I was reminded the other day (details to follow) of Christopher Titus & his stand-up bit where he hates on Capri pants, saying that they are butt-widening, leg-stumpifying, pasty-white-cankle-showcasing monstrosities that are neither pants nor shorts. Who can argue? Few can face the bottom (or leg) line of Capri pants.
But the point of Capri pants is not to make you hate yourself for not being able to mold yourself into the (physical) ideal of Hepburn (Audrey, not Kate; Kate eschewed skirts and wore tailored “men’s” pants and was far more shocking than fashion-trend-setting Audrey) — Capri pants were supposed to be liberating.
Frankly, the discernible characteristics between Capri pants and peddle pushers (and, sometimes, leggings & stirrup pants — hello, 1980’s!) are few and fuzzy. I’m not just talking about fabric pilling on the knit versions either. Strictly speaking, Carpi pants are supposed to be a tad shorter and looser than peddle pushers, but for the sake of this post I won’t split hairs, except to give credit where credit is due — and the credit for peddle pushers goes to designer Lynn Eccleston in the 1940’s. Eccleston experimented with shortening the legs of women’s slacks and the sporty look caught on with active women who, like those who abandoned their corsets in at the end of the 1800’s, wanted more ease in riding bicycles — thus the term “pedal pushers.”
Some credit Mary Tyler Moore for making the pedal pusher and other pants fashionable; others prefer to cite Audrey Hepburn. Technically speaking, Audrey sported pants in the 50’s while Mary’s Laura Petrie didn’t hit small screens until the 60’s.
But for our purposes of discussion today, it’s tomato tomato — not tomato tomatoe — because both babes had figures to carry off the slim look.
And this, my friends, is the reason for the, “Yer momma wears Capri pants” slur.
Most women wearing pedal pushers have stopped pushing pedals. If they continued the liberating exercise of exercising, they wouldn’t end up being the (wide) butts of Titus’ jokes. Even the middle-age spread would limit itself to some thickening of the torso, rather than the pear and apple shaped figures most now have. (And even liberal use of sunscreen wouldn’t keep us pasty-cankle bound.)
But, by & large, we’ve stopped pushing pedals; now we’re just large. And so maybe we should stop wearing peddle pushers and Capri pants. No, not even with the “over-sized” tees, sweaters, and tunics we think hide all the problem areas. (Notice where Mary Tyler Moore’s sweater sits; she doesn’t need to hide hips, belly or behind.)
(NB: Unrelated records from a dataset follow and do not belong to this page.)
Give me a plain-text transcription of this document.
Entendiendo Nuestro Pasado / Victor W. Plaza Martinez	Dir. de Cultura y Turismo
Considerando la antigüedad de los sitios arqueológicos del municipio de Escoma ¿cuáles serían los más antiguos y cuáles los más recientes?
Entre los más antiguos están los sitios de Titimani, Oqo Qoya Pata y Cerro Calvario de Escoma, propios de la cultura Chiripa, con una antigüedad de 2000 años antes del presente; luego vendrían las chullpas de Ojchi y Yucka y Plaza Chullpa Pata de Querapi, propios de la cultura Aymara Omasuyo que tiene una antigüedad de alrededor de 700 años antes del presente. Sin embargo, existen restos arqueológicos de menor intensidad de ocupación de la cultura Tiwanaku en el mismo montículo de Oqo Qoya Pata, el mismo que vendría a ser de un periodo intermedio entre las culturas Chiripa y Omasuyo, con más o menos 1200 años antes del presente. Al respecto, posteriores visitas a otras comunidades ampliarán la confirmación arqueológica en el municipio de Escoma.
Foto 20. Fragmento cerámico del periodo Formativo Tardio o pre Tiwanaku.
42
I don’t wear Capri pants or pedal pushers, but I know why other women do. Like Titus said, they are neither shorts nor pants, so they seem to provide the middle of the road not-too-formal, not-too-casual fashion needs for summer. And if we had more choices, like we did in the 70’s and 80’s for light-weight colored denim and cotton pants, maybe we’d feel less pressed to push ourselves into unflattering butt-widening, cankle-baring pants. (Back then you could find warm-weather friendly pants in shades of watermelon, sunny yellow, every shade of Caribbean azuree inspired blue… Far more then today’s white & navy.)
OK, and some women wear these shorter length pants to show off their shoes. (And yes, Titus is right, this does include cork wedges.)
But mostly Capri pants are worn for physical comfort; not to be posing like the pedal pushers we aren’t.
What started me thinking about all this was spotting a young man at an outdoor event last week. In a display of teenage fashion defiance, he was wearing all black — from head-to-toe in the sweltering high temperatures. Following the solid, if somewhat wash-faded, black line of t-shirt to canvas belt to jeans, I was jerked to a stop at the wide folded denim cuffs at his calf where a 4-6 inch wide white swatch of pasty mid-west skin glowed glared behind its decorative tufts of hair. From there, more black: black socks over the edge of comically huge black combat boots. Seriously, clown shoes are smaller.
Between the heat, the black clothing, & the weight of those shoes, he half-crawled to his seat where he tried to make it look like he was nonchalantly sprawling himself instead of, as he was, stumbling towards & falling to a seated rescue.
The only thing that kept me from bringing him some water to revive him was the knowing look his white Capri pants wearing, non-heatstroke affected mother and I shared. (And then I had to turn away and make a non-related animated conversation with hubby so that I could release my held laughter.)
My point is, if you missed it and insist that I have one, is this: He was a poser, hiding behind his costume.
If over-weight women are to be mocked for exposing their least flattering sides (physical attributes and the attitudes which created them), then I feel the need to point out the ridiculousness of faux poser cool melting in the sun.
So the next time you want to mock someone’s momma for wearing Capri pants, be sure you & yours are not equally guilty of some fashion posing; I assure you, your sacrifice of comfort (and health) is no more flattering and it is equally noticeable.
And while we’re talking about such things, let me say, “Get on your bike and ride it!” Whatever you’re wearing, you’ll look & feel better for it.